Graham Hogg
- Born: Charles Graham Hogg 2 March 1948 Hawick, Scotland
- Died: 8 August 2017 (aged 69) Edinburgh, Scotland

Rugby union career
- Position(s): Wing

Amateur team(s)
- Years: Team / Apps / (Points)
- -: Hawick Wanderers /  / ()
- –: Hawick Linden /  / ()
- –: Hawick /  / ()
- –: Boroughmuir /  / ()

Provincial / State sides
- Years: Team / Apps / (Points)
- -: Edinburgh District /  / ()

International career
- Years: Team / Apps / (Points)
- 1978: Scotland / 2 / (0)

Coaching career
- Years: Team
- –: Boroughmuir
- –: Edinburgh District
- 1996: Edinburgh Rugby
- –: Scottish Districts
- –: Scotland Students
- –: Scotland A
- –: Currie

= Graham Hogg (rugby union, born 1948) =

Scotland international rugby union player

Graham Hogg (2 March 1948 – 8 August 2017) was a Scotland international rugby union player and rugby union coach.

==Rugby Union career==

===Amateur career===

A product of Hawick High School, Hogg played for Hawick Wanderers and Hawick Linden before moving to play for Hawick.

Hogg moved to Edinburgh University to study; and he then played for Boroughmuir.

In 1976, he was part of the Boroughmuir side that won the Melrose Sevens.

===Provincial career===

He played for Edinburgh District.

===International career===

His was capped twice by Scotland in 1978.

===Coaching career===

He coached Borughmuir and then Edinburgh District.

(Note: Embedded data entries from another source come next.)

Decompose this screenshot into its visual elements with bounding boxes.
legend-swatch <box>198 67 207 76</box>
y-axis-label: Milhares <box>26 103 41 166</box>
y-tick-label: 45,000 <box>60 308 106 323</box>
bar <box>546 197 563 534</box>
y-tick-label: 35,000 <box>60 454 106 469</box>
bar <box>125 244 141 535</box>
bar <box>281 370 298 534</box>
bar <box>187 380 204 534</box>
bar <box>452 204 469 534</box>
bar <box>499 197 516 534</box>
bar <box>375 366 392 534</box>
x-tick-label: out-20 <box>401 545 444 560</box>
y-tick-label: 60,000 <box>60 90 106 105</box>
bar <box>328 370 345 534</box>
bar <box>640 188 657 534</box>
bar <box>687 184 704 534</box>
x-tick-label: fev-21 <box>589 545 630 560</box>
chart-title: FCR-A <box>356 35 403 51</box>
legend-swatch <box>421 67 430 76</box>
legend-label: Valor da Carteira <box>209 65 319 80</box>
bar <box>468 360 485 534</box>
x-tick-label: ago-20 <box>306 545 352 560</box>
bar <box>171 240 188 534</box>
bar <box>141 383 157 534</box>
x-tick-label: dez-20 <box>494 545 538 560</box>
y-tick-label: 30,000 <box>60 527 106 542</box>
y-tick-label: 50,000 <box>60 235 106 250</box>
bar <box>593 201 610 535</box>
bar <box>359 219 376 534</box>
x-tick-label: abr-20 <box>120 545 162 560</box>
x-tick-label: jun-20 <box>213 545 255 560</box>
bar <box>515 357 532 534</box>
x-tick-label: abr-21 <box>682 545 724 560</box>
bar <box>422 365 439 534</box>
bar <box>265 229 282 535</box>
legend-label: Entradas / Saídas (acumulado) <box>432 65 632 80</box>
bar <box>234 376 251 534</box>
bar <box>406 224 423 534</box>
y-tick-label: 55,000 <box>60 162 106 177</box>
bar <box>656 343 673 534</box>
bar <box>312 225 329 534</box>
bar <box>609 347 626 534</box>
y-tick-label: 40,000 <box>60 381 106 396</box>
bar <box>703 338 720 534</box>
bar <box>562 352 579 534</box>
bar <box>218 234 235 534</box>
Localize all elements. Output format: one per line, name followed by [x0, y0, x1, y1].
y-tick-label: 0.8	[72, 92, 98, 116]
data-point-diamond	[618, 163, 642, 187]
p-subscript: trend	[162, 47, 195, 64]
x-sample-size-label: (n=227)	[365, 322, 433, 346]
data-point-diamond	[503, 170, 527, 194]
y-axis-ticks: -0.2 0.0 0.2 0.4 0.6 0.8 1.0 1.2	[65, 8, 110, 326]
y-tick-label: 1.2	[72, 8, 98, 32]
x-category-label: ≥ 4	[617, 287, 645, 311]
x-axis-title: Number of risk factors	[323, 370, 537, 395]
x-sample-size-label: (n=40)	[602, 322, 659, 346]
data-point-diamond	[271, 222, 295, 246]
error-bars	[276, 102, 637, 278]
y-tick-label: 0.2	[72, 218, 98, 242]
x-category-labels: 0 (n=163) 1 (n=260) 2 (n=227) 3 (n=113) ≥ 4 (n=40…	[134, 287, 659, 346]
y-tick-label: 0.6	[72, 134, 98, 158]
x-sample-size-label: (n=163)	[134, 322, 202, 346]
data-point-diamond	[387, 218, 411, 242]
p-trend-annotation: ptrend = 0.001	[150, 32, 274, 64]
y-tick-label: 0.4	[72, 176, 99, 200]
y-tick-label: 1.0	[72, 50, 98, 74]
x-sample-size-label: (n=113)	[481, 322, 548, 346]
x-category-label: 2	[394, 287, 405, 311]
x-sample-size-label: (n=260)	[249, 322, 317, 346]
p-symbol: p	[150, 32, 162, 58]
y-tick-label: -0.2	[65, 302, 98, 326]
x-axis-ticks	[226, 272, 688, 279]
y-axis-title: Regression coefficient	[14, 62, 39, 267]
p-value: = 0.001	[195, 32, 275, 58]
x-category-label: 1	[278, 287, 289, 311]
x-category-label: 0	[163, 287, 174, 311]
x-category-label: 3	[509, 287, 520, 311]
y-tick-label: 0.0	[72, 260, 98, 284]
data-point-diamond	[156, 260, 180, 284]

When the side turned professional in 1996 he then coached Edinburgh Rugby. He then moved on to coach the combined Scottish Districts side and the Scotland Students side and then Scotland 'A'. He coached Scotland 'A' to the 1998 Grand Slam.

He then moved to coach Currie. He coached Currie to win the Scottish Premiership in 2006-07 and in 2009–10 seasons. Hogg had arrived at the club when they were in Division 4.

===Administrative career===

For a short while he was a Director of Currie.

He later became chairman of the club.

==Civil Service career==

He worked with the Inland Revenue with HMRC.